Karadeniz’in iç taraflarında sıcaklık artışını net gördüklerini kaydeden Deniz, "Yıllar içerisinde görüyoruz ki git gide Türkiye kurak pozisyona geliyor. 2100 yılında artık biz neredeyse Karadeniz Bölgesi dahil yağışlarda azalma bekliyoruz. Türkiye’nin ortası artık neredeyse çöl ikliminin hakim olduğu bölge haline gelirken, Karadeniz Bölgesi dahil yağışlarda çok önemli azalmaları bekliyoruz. İklim projeksiyonları çalışması başlattık. Ülkemizin iklim değişikliğine yönelik 2100 yılına kadar karşılaşacağı şartları ortaya koymamızı sağlıyor. Biz artık mahalle bazlı tahlil yapabilir seviyeye geleceğiz. Şuanda 3 modeli tamamladık. Başka 3 modelimiz çalışması devam ediyor. Mahalle bazlı trendlerdeki değişimi göreceğiz. Biz artık burada iklim trendlerini mahalle bazlı modelleyebilir seviyeye geleceğiz. Lokal idareler için çok büyük bir silah olacak. Trabzon’da ortalama sıcaklıklarda önemli bir artış bekliyoruz. Karadeniz’in iç taraflarında sıcaklık artışı net görüyoruz. 2100 yılına kadar baktığımızda bilhassa Trabzon bölgesinde 2 derecelere yakın bir artışı ön görüyoruz. Şuanda karşılaşmış olduğumuz afetleri 4 kat daha yaşamamız manasına geliyor.
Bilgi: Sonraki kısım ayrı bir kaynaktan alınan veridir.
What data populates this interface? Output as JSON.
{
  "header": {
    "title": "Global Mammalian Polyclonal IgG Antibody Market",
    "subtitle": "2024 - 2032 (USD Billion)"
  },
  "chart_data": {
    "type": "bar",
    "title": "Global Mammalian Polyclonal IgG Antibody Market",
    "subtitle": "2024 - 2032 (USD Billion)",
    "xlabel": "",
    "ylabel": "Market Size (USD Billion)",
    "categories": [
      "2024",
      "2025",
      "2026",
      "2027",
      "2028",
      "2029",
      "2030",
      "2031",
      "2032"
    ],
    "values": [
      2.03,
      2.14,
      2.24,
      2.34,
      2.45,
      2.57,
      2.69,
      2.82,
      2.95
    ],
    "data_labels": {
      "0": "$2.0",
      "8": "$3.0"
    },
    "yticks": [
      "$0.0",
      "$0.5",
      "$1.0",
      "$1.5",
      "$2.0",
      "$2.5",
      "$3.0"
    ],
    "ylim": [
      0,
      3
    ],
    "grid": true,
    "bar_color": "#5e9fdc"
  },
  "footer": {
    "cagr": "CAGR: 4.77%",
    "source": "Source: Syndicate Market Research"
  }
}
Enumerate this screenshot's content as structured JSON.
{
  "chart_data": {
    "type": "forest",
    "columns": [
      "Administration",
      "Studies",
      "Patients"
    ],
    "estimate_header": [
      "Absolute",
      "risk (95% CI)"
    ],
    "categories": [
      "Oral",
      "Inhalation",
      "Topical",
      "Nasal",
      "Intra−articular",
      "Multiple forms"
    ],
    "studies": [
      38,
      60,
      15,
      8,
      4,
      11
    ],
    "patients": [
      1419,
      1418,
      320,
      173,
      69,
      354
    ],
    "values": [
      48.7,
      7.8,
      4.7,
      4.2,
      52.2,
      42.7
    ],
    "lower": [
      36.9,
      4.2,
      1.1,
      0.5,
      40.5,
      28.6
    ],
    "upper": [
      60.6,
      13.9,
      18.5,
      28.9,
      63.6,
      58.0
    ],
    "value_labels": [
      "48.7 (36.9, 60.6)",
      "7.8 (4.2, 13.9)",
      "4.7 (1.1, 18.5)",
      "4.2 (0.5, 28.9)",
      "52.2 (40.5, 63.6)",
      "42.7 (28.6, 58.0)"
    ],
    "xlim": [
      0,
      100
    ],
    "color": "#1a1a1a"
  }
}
Bilhassa su kaynakları önemli risk altında" diye konuştu.

"Karadeniz Bölgesi’nin iç kısımlarında önemli kuraklık riskinin oluşabilir"
"Bölgemiz sıcaklıklarda çok önemli bir artışı ön görüyor hem de yağışlarda çok önemli bir azalma ön görüyor" diyen Deniz, "Bölgede yağışlarda yüzde 40’a varan azalmayı biz senaryoya nazaran bekliyoruz. 2100 yılına kadar Trabzon bölgesinde çok büyük bir azalma yok lakin neredeyse yüzde 5-10’a varan azalmayı ön görmekteyiz. Sıcaklıklardaki artışla bir arada gerçekleşen olan yağışlardaki azalma da Karadeniz Bölgesi’nin iç kesitlerinde önemli kuraklık riskinin oluşabileceğini ortaya koymakta. Ülkemizdeki en büyük iklim tehlikelerinden bir tanesi şiddetli yağışlar. Bilhassa Trabzon, Rize ve Artvin sınırının çok önemli bir risk altında olduğunu görmekteyiz. Ortalama yağışlarda biz azalma oluyor lakin ekstrem yağışlarda yani 1-2 ayda gelecek yağışın bir günde düştüğünü görüyoruz. Bilhassa bu bölgede yağışların önemli ölçüde artacağını ön görmekteyiz" sözlerini kullandı.

Bizi sosyal medyadan takip edin

Yorum Yaz

Gönderdiğiniz yorum moderasyon ekibi tarafından incelendikten sonra yayınlanacaktır.